第3章 夜
「カカシ君、何でも言ってね?私に出来ることならどんな事でも協力するから。」
「とりあえず離れて下さい。」
ベッドの布団の中でぎゅーっと抱きしめながら言えば、最初の要求は距離を置く事であった。
「なんでよ!」
「暑いの!近すぎでしょ!」
「クーラーつけてるから涼しいよ。」
「オレがイヤなの!」
ーーぷいと背中を向けちゃって、本当に、可愛くない!
それでも私はニヤリとしている。
背後から抱きしめるのも大好きだからだ。
ぎゅーっと身体を密着して包み込めば、声が出ないほど驚いてビクッと身体を反応させていた。カカシ君の胸に手を置けばバクバク心臓が脈打つ。
「ご、ごめん!驚いた?びっくりしたよね?」
「いえ、大丈夫です…。」
「だって、凄い心臓ドキドキしてるよ?」
「き、気のせいです。」
「本当に?無理してない?大丈夫?」
「はい………。」
私はその声に安心して目を瞑るが、カカシ君は違った。
「花奏さん!待って待って!寝ないで、放して!」
「えーーー、やだぁ、無理、気持ち良いんだもん。」
「オレ、本気で寝れない!」
「えーーーーーー、なんでーー!」
「離れて寝て下さいよ、大人でしょ?」
「こんな時だけ言わないでよ、私はまだ十七歳よ。」
「身体だけ大人で中身は子供ですよね、花奏さんは。」
ーーあ、それ言っちゃう。カッチーン
「はいはい、離れますよ、お休み!」
電気をパチパチっと消して真っ暗の部屋にして、カカシ君に背中を向けて目を瞑った。
「花奏さん?」
カカシ君の言葉に無視して
ギュッと目をつぶる。
「手なら良いですよ……。」
ガバっと振り返り、優しい少年に、ギュッと抱きしめ、ひっついて額にキスをしちゃった。そんな事をされるとは思わなかったのだろう、慌てて騒ぎ出すカカシ君。
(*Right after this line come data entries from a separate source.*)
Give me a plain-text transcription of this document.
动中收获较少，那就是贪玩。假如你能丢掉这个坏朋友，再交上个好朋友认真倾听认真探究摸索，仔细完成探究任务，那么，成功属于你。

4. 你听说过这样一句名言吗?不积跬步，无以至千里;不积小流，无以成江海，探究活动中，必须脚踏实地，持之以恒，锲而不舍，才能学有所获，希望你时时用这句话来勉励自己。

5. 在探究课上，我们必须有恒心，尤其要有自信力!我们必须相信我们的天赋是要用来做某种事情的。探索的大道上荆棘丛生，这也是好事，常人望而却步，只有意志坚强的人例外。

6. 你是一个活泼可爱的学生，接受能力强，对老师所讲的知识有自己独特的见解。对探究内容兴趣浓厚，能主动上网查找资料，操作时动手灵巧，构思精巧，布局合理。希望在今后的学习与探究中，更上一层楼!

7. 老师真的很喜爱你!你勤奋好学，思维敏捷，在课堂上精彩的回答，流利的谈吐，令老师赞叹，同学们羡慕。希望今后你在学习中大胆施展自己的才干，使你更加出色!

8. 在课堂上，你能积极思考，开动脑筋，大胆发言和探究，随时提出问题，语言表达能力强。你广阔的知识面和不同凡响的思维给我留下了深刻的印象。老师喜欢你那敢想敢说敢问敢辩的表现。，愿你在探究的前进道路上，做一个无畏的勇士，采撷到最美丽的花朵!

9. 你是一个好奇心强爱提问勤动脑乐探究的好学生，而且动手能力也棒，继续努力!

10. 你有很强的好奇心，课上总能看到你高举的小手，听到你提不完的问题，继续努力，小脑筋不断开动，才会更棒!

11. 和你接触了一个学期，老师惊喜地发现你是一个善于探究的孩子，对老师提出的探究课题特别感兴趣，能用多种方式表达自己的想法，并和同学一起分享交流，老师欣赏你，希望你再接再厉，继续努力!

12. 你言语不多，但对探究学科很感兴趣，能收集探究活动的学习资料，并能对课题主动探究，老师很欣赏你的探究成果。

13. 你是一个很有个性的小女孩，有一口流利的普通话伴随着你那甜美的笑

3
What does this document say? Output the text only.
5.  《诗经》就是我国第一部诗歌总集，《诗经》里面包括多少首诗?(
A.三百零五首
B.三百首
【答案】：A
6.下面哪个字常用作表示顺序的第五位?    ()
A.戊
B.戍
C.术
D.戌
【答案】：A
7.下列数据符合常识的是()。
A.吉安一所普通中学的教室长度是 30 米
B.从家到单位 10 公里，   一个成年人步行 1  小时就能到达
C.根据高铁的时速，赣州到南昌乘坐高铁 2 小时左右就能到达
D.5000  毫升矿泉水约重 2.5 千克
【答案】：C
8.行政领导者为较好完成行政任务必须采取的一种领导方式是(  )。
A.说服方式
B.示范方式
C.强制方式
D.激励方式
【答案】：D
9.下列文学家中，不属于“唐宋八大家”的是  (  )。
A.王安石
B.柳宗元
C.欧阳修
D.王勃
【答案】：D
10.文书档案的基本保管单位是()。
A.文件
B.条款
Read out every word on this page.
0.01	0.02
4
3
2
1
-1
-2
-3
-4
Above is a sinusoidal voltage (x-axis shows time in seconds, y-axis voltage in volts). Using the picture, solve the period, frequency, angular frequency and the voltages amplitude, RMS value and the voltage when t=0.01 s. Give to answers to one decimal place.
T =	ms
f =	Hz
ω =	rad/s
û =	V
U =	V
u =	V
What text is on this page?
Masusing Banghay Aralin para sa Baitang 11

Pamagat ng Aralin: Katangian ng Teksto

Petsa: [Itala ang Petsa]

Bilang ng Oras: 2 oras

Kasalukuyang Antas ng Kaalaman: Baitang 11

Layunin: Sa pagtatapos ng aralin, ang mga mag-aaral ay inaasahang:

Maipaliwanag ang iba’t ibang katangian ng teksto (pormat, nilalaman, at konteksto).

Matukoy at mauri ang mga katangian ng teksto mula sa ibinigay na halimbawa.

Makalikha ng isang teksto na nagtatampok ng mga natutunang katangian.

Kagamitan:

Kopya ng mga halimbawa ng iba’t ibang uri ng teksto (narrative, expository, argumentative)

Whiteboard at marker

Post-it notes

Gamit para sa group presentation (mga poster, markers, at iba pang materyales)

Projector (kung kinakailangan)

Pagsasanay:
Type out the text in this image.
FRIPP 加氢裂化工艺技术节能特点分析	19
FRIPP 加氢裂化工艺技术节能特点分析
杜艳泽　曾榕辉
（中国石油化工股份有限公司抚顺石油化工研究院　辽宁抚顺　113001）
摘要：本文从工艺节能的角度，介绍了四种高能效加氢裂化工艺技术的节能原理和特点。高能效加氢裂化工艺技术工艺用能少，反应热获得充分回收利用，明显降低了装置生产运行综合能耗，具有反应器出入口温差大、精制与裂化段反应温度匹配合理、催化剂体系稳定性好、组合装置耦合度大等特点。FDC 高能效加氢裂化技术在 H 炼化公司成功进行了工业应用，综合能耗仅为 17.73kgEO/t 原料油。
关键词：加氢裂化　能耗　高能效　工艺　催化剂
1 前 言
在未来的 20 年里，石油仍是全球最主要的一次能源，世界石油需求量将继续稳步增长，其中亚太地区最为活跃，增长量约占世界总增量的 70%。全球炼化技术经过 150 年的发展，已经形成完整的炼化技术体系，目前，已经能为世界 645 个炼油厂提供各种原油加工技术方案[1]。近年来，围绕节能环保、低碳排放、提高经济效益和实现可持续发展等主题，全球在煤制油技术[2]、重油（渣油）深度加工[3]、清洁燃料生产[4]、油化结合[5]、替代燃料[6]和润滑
「手ぇ!手って言ったのに!!違うから、もう…花奏さん、ダメだって。」
ほっぺにもチュッとして、ニコニコの私はムギュっと
ひっついたまんま寝た。
目を閉じ、意識が薄れていく時、小さなカカシ君のため息と声が聞こえて、そこで意識がなくなって眠りについた。